Guided Trips

FISHING REPORT AND SYNOPSIS: 10/17/2018

Fishing continues to be good to excellent in the Great Smoky Mountains of east Tennessee. Delayed harvest streams are also being stocked and fishing well in east Tennessee and western North Carolina.

In the Smokies, fall bugs are in full swing. We have been seeing blue-winged olives almost daily although they will hatch best on foul weather days. They are small, typically running anywhere from #20-#24 although a few larger ones have also shown up. A few Yellow Quills are still hanging on in the mid to high elevation brook trout water although not for long. October caddis (more properly, great autumn sedges) are hatching in good numbers now on the North Carolina side of the Park and just starting on the Tennessee side. Terrestrials still have a place in your fly box as well although they are definitely winding down for the year. Isonychia nymphs, caddis pupa, and BWO nymphs will get it done for your subsurface fishing. Have some October Caddis (#12) and parachute BWO patterns (#18-#22) for dry flies and you should be set. Brook trout are still eating smaller yellow dry flies as well. Not interested in matching the hatch? Then fish a Pheasant Tail nymph under a #14 Parachute Adams. That rig can catch fish year round in the Smokies.

Brook and brown trout are now moving into the open to spawn. During this time of year, please be extremely cautious about wading through gravel riffles and the tailouts of pools. If you step on the redd (nest), you will crush the eggs that comprise the next generation of fish. Please avoid fishing to actively spawning fish and let them do their thing in peace.

Our tailwaters are still cranking although the Caney is finally starting to come down. I'm hoping to get some type of a report for there soon. Stay tuned for more on that. Fishing will still be slow overall with limited numbers of fish in that particular river unfortunately.

The Clinch is featuring high water as they try to catch up on the fall draw down. All of the recent rainfall set them back in this process but flows are now going up to try and make up some of the time lost. It is still fishing reasonably well on high water although we are holding off for the low water of late fall and early winter as it is one of our favorite times to be on the river.

Smallmouth are about done for the year with the cooler weather we are now experiencing. Our thoughts will be turning to musky soon, however. Once we are done with guide trips for the year, we'll be spending more time chasing these monsters.

In the meantime, we still have a few open dates in November and one or two in October. Feel free to get in touch with me if you are interested in a guided trip. Thanks!

Photo of the Month: Fishing in Paradise

Photo of the Month: Fishing in Paradise

Tuesday, October 11, 2011

Tis the Season


Fish are starting to get fired up about streamers again. As we move into the colder months, streamers will be a great bet on tailwaters and mountain streams alike. The big browns are getting aggressive and will respond to streamers through the winter. The water temperature will determine the best method of presentation. On tailwaters, a fast retrieve is normally effective while in the mountains, the fish sometimes want the offering presented nearly dead drift...

This rainbow fell for an olive/pearl Zonker on the Caney last Friday. The fish hammered the fly and proceeded to give my 5 weight a workout. I was glad to have my big net handy. Photographing fish is much easier if you can protect the fish and keep it in the water until you are prepared to take the picture.

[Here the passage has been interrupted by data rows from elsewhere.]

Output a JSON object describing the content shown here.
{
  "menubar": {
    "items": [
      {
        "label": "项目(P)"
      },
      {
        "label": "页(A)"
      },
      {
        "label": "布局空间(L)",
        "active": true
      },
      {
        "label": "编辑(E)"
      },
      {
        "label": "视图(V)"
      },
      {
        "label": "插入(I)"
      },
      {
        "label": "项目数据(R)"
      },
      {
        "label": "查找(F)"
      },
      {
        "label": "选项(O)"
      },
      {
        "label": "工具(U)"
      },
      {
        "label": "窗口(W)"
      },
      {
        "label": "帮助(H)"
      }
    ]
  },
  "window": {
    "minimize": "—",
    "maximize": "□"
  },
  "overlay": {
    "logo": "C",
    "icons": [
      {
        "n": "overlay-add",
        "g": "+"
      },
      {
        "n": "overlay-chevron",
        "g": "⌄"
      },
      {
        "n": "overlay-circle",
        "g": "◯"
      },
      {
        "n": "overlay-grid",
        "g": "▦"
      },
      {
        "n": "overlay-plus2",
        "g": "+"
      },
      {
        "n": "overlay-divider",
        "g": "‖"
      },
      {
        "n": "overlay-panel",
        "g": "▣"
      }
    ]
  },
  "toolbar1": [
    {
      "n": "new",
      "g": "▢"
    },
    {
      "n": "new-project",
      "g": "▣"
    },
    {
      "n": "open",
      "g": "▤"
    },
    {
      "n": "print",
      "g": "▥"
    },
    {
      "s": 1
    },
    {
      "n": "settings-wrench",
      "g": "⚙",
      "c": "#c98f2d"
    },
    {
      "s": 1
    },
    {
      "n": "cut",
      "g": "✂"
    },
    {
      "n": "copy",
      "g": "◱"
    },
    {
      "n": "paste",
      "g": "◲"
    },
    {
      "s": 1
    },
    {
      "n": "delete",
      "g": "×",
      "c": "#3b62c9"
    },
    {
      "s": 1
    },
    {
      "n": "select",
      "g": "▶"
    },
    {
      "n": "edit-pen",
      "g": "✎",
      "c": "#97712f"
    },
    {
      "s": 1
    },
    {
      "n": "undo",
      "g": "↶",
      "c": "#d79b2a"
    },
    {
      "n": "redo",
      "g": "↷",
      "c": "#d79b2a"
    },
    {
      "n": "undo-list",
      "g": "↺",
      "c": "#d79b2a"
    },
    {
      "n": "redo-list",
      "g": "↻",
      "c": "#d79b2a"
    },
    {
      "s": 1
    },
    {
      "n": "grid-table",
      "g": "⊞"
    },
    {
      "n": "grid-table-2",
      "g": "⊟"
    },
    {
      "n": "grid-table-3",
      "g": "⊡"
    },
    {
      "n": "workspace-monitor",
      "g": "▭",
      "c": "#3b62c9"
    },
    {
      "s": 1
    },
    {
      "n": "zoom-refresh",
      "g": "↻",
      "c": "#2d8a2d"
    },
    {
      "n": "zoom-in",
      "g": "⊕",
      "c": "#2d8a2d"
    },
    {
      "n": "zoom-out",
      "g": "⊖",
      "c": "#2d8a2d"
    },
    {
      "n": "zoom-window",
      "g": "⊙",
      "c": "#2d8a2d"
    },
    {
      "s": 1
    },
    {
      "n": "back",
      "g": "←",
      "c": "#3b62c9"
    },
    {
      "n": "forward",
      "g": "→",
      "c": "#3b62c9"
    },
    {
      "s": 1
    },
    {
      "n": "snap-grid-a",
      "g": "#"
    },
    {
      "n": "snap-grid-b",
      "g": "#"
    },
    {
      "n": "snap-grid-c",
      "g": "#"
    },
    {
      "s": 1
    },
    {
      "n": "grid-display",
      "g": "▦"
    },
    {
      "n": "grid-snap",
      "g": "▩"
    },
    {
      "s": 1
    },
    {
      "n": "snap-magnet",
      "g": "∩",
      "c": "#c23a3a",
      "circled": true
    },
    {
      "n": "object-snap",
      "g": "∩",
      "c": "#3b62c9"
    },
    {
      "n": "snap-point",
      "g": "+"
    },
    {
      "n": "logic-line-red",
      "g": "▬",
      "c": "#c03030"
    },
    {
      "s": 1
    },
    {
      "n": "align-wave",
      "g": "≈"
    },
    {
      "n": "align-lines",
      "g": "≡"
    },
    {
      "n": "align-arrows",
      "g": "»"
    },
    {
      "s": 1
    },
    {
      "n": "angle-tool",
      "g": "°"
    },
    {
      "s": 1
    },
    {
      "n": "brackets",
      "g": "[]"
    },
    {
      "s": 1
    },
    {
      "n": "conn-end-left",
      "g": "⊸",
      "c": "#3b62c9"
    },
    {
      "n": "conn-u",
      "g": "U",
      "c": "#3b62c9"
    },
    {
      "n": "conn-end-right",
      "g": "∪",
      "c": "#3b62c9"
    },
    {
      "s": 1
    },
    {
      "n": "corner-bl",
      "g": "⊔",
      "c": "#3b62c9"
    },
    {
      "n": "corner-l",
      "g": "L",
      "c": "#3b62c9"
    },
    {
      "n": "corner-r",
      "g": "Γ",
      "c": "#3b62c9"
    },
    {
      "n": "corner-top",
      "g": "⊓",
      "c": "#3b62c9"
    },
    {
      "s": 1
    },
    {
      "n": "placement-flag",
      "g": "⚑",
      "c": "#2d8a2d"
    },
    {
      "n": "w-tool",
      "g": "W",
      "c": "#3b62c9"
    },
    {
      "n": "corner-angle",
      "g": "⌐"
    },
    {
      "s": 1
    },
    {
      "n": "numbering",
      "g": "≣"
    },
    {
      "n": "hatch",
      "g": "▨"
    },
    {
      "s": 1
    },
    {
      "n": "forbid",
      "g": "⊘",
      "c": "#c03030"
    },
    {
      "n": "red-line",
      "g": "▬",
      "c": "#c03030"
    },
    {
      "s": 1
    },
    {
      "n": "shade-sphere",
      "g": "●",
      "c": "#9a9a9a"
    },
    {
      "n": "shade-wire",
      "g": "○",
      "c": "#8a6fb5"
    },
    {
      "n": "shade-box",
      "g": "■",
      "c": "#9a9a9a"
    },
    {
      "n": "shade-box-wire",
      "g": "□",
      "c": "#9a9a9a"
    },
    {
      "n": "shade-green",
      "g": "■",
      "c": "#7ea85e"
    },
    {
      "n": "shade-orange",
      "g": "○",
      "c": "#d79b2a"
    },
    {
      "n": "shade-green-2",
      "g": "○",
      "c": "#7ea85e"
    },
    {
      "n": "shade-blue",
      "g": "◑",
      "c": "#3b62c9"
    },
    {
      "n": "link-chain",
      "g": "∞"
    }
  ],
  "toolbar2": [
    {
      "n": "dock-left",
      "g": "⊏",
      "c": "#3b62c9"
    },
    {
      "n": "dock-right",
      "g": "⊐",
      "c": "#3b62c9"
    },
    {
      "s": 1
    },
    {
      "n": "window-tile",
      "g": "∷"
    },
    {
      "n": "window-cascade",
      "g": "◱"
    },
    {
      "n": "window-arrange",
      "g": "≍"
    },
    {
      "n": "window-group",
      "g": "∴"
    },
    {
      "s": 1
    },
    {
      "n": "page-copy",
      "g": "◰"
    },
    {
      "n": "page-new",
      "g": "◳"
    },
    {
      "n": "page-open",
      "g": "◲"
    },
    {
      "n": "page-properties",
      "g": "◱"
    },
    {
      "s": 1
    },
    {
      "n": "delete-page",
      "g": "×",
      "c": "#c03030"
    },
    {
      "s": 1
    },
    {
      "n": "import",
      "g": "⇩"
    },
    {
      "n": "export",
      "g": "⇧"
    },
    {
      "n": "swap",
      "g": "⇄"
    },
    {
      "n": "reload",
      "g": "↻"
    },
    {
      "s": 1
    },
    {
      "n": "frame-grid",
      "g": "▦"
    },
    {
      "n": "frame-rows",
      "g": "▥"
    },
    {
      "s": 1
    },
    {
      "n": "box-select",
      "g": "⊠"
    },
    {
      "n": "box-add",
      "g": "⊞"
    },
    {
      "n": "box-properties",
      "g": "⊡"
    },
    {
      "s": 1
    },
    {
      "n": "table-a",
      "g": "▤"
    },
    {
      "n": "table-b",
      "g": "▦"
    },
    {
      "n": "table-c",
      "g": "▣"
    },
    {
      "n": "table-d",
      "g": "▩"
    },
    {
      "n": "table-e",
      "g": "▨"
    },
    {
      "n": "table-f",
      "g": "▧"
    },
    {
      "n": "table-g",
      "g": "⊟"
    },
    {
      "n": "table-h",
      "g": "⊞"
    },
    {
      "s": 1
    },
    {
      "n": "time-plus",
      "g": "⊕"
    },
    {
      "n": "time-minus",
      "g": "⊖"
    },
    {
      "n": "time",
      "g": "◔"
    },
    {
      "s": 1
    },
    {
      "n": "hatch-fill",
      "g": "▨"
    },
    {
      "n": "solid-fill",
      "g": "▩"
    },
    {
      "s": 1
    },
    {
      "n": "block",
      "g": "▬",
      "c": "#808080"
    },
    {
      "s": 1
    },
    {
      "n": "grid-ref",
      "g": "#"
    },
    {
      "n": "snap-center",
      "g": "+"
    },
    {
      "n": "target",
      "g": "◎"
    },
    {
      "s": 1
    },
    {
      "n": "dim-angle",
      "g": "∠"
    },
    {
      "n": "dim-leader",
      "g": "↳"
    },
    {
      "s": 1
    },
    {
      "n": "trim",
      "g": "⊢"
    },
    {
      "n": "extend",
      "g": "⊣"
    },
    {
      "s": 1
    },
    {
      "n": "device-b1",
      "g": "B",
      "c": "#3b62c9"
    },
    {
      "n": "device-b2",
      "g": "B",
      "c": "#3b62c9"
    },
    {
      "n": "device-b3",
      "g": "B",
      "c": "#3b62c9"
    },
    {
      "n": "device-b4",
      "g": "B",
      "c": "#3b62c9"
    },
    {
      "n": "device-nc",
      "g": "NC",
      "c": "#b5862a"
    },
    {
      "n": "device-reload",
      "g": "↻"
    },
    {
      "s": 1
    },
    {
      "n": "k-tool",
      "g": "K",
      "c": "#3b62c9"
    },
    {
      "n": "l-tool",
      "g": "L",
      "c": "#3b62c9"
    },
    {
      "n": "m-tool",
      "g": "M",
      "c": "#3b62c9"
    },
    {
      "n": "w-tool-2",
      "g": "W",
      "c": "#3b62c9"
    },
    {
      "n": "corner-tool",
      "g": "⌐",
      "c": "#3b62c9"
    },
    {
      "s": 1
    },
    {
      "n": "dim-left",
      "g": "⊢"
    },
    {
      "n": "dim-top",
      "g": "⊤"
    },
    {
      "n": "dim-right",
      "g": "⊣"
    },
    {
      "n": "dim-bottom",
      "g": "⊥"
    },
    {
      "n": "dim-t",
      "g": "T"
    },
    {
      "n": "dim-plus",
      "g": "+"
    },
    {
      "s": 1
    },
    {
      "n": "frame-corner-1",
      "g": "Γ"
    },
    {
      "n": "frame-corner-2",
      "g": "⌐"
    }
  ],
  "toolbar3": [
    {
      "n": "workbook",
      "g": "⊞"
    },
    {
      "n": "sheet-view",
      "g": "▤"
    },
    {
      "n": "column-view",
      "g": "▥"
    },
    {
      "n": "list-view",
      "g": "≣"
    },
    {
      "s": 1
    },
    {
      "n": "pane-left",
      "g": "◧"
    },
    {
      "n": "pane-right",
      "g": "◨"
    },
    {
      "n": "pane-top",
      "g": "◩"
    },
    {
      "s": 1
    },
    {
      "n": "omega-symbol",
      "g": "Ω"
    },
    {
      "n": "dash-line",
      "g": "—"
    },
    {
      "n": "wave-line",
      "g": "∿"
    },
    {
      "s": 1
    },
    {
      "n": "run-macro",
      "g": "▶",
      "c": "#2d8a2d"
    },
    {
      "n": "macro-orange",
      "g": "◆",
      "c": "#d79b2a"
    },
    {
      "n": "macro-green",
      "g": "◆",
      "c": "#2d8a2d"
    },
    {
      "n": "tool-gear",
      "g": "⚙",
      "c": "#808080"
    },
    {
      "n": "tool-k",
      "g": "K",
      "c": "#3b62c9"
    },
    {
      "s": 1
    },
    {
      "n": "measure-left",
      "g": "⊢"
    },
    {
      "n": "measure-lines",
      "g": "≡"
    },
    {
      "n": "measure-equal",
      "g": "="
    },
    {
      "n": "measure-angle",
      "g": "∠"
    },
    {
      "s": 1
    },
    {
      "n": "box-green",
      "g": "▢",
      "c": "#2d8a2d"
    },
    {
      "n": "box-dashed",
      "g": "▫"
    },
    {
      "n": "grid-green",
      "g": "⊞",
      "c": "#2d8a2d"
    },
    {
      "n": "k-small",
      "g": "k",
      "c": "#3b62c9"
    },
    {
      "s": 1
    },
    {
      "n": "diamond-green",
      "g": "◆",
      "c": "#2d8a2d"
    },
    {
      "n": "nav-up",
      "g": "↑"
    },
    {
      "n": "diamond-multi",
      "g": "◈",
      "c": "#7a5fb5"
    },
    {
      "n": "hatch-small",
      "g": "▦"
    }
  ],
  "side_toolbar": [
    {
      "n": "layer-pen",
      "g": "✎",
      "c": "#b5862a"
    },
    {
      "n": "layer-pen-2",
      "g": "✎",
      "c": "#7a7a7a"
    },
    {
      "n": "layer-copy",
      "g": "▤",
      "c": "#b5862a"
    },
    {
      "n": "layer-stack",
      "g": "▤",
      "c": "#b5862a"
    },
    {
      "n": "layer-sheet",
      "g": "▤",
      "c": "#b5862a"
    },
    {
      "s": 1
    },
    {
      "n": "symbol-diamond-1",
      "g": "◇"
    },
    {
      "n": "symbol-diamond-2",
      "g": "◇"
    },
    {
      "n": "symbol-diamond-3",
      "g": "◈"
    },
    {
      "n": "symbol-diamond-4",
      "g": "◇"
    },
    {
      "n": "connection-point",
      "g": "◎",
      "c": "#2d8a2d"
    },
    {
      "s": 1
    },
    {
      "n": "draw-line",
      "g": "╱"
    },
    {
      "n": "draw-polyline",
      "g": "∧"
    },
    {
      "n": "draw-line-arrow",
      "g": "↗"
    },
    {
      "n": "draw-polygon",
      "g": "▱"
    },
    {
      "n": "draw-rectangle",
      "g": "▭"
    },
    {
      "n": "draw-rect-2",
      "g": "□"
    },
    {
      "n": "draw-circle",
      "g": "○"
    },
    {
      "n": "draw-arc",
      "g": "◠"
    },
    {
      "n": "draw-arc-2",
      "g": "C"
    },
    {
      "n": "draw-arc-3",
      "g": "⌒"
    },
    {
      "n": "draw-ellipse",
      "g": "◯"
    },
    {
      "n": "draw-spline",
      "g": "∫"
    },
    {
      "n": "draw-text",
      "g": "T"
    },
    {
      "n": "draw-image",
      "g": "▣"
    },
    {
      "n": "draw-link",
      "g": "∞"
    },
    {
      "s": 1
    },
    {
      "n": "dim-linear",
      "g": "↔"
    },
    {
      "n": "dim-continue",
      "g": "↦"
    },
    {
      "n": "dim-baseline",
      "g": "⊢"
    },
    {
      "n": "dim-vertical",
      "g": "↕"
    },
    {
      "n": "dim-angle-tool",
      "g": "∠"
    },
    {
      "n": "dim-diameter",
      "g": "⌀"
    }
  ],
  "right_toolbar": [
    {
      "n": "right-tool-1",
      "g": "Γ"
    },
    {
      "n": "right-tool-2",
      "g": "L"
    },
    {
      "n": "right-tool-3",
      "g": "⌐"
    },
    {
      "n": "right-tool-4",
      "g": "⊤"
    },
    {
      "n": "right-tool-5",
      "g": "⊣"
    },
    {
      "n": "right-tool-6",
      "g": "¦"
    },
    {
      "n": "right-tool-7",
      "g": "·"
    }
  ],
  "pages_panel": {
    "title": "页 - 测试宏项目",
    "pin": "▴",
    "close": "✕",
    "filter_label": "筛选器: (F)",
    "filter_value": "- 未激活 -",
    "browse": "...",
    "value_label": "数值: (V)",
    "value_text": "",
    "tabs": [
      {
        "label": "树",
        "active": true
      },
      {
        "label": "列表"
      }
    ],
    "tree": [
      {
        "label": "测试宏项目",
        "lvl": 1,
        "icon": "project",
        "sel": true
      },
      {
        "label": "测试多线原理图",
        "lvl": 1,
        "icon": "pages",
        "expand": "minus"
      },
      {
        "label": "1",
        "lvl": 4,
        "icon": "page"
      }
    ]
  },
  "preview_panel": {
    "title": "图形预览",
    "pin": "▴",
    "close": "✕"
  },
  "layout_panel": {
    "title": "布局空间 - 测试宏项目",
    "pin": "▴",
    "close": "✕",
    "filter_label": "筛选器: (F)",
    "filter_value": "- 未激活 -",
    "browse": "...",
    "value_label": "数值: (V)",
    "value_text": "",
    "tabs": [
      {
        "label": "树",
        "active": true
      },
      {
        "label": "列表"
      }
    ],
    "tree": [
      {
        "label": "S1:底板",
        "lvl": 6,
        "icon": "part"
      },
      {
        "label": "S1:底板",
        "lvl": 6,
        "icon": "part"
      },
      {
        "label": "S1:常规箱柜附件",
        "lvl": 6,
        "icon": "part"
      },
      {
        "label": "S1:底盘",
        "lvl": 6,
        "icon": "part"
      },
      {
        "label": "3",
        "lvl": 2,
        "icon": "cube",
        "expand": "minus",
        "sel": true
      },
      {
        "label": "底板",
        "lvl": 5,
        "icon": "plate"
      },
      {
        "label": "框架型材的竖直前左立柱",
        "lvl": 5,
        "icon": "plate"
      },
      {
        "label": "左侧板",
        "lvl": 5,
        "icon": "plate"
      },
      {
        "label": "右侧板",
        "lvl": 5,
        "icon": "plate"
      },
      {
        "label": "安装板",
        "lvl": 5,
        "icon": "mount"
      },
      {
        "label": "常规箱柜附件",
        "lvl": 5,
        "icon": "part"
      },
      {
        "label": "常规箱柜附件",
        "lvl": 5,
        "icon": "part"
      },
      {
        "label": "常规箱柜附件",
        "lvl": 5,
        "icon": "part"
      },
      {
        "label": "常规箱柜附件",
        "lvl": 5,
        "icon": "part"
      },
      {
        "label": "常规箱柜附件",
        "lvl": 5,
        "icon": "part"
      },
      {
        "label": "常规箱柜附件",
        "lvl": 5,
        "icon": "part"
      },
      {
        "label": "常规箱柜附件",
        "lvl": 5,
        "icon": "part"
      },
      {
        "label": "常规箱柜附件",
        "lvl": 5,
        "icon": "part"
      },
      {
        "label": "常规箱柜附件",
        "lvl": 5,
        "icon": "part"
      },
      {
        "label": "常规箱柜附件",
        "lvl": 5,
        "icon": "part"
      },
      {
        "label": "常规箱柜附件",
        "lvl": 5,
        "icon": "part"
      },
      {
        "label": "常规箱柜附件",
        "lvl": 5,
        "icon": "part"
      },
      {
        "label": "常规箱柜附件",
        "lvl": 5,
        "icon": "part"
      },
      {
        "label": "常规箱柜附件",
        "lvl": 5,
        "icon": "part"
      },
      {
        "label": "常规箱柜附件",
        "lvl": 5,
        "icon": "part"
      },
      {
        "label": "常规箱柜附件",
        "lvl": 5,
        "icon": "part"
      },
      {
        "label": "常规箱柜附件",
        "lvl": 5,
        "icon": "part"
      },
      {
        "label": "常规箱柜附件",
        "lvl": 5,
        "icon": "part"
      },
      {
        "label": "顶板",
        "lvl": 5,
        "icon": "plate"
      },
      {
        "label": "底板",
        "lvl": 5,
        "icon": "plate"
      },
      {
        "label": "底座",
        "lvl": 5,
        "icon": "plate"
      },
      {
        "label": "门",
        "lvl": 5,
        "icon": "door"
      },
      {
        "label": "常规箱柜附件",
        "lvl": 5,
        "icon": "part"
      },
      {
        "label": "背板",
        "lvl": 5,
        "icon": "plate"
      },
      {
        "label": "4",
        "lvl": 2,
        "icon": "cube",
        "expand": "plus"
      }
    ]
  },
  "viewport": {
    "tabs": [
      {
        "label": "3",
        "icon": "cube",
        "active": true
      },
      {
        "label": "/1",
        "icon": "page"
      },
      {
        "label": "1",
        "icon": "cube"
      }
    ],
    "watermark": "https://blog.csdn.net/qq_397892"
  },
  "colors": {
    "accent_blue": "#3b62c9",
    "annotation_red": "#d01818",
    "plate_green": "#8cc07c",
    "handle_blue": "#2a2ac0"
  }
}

As far as the fishing goes, I caught a few small fish including a brookie and a brown. I also fished to a larger rising brown for a while but could never get it to eat. Overall the water clarity is marginal at best and I can't really recommend fishing the Caney for another month at least due to the clarity problems. The sluice gate will be in operation for some time until the temperatures come down and the dissolved oxygen levels from the generators improve. This, combined with the lake turning over soon, means that the clarity will continue to be an issue.

Right now, the hot place to be is the South Holston. Good numbers of nice fish are being caught, including some very nice fish to around 25 inches on streamers. The sulphurs are still hatching and the fall BWOs have started. Expect to find the BWO hatching best on cloudy days and the sulphurs will tend to be better on sunny days.

Water levels in the mountains are still low to extremely low. Until we get some substantial rain, fishing in the mountains will be tough at best. Fall hatches are coming on now in the mountains and should provide good fishing until we get consistently cold weather that brings stream temperatures down to winter time levels.